La Abogacía del Estado ha solicitado al Tribunal Supremo que rechace suspender cautelarmente el proceso de regularización de inmigrantes como habían recurrido varias administraciones autonómicas, entre ellas, la Comunidad de Madrid y diversas entidades como Hazte Oír. En el escrito, remitido al Tribunal Supremo y al que ha tenido acceso RTVE.es, la Abogacía del Estado argumenta que la suspensión del Real Decreto tendría una «afectación directa» sobre «los derechos de las personas extranjeras interesadas y, por ende, al interés general».
El Alto Tribunal celebrará este miércoles cinco vistas para estudiar las medidas solicitadas por el Gobierno de Isabel Díaz Ayuso, Vox, Hazte Oír, la Asociación por la Reconciliación y Verdad Histórica y la Asociación Libertad y Justicia. Todos han solicitado la suspensión cautelar del Real Decreto mientras se resuelven los recursos interpuestos. La medida entró en vigor tras su aprobación en el Consejo de Ministros del pasado 14 de abril y estipula que los interesados tendrán hasta el 30 de junio de plazo para completar el trámite.
La Abogacía, en representación del Gobierno, considera que la «suspensión de la norma dejaría sin efecto útil a la misma, dañando gravemente el interés general, así como adelantando los efectos de una eventual sentencia que estimara las pretensiones de la parte actora». Los servicios jurídicos del Estado responden así a la petición planteada por Hazte Oír, en la que reclaman que se inadmita el recurso de la asociación por «falta de legitimación de la recurrente o, subsidiariamente, acuerde su denegación».

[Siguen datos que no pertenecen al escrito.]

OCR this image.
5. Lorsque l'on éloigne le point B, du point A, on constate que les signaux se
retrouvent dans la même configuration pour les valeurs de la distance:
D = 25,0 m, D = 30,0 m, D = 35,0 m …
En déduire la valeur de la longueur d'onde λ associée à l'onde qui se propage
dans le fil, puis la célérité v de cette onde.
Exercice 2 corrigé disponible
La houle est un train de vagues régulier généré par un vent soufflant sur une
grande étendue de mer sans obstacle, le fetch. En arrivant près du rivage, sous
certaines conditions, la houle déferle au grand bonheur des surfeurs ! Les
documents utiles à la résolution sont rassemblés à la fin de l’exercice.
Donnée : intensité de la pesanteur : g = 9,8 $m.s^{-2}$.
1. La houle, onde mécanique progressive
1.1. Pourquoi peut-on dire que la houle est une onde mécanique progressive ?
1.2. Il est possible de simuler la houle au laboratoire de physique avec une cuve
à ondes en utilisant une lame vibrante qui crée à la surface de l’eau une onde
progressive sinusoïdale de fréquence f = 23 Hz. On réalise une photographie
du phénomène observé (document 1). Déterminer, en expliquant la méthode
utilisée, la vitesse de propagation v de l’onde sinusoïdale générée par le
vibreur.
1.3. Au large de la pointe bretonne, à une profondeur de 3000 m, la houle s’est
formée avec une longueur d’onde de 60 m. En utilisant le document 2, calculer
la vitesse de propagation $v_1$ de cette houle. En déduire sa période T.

«Existe una afectación directa a los derechos de las personas extranjeras interesadas y, por ende, al interés general, ya que estas personas quedarían en una situación de vacío legal a la espera de que se resolviera el recurso interpuesto», sostiene el escrito. La Abogacía del Estado arguye que la justificación de Hazte Oír «se construye exclusivamente sobre la enumeración de fines estatuarios de carácter amplio y genérico», tales como los «valores constitucionales, familia o legalidad», así como «consideraciones abstractas sobre el impacto de la norma en la política migratoria».

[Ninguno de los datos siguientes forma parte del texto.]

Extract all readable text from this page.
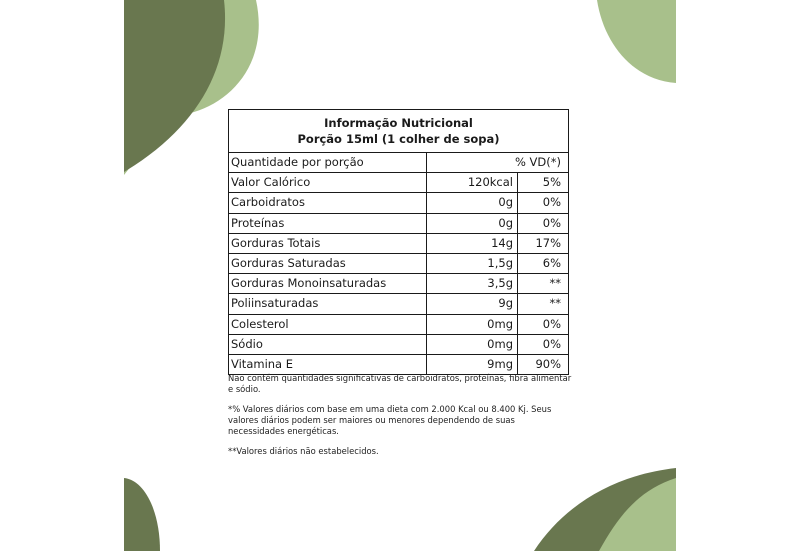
Informação Nutricional
Porção 15ml (1 colher de sopa)
Quantidade por porção	% VD(*)
Valor Calórico	120kcal	5%
Carboidratos	0g	0%
Proteínas	0g	0%
Gorduras Totais	14g	17%
Gorduras Saturadas	1,5g	6%
Gorduras Monoinsaturadas	3,5g	**
Poliinsaturadas	9g	**
Colesterol	0mg	0%
Sódio	0mg	0%
Vitamina E	9mg	90%

Não contém quantidades significativas de carboidratos, proteínas, fibra alimentar e sódio.

*% Valores diários com base em uma dieta com 2.000 Kcal ou 8.400 Kj. Seus valores diários podem ser maiores ou menores dependendo de suas necessidades energéticas.

**Valores diários não estabelecidos.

De ahí que la Abogacía subraye que «no se identifica qué beneficio real y propio obtendría la asociación con la eventual anulación del real decreto», ni tampoco «qué perjuicio cierto y específico se le evitaría». «El Tribunal Supremo ha subrayado que no vale como razón legitimadora el mero interés abstracto en defensa de la legalidad ni su encaje implícito en una supuesta acción popular inexistente en el ámbito del artículo», añade el escrito que rechaza las medidas cautelares solicitadas.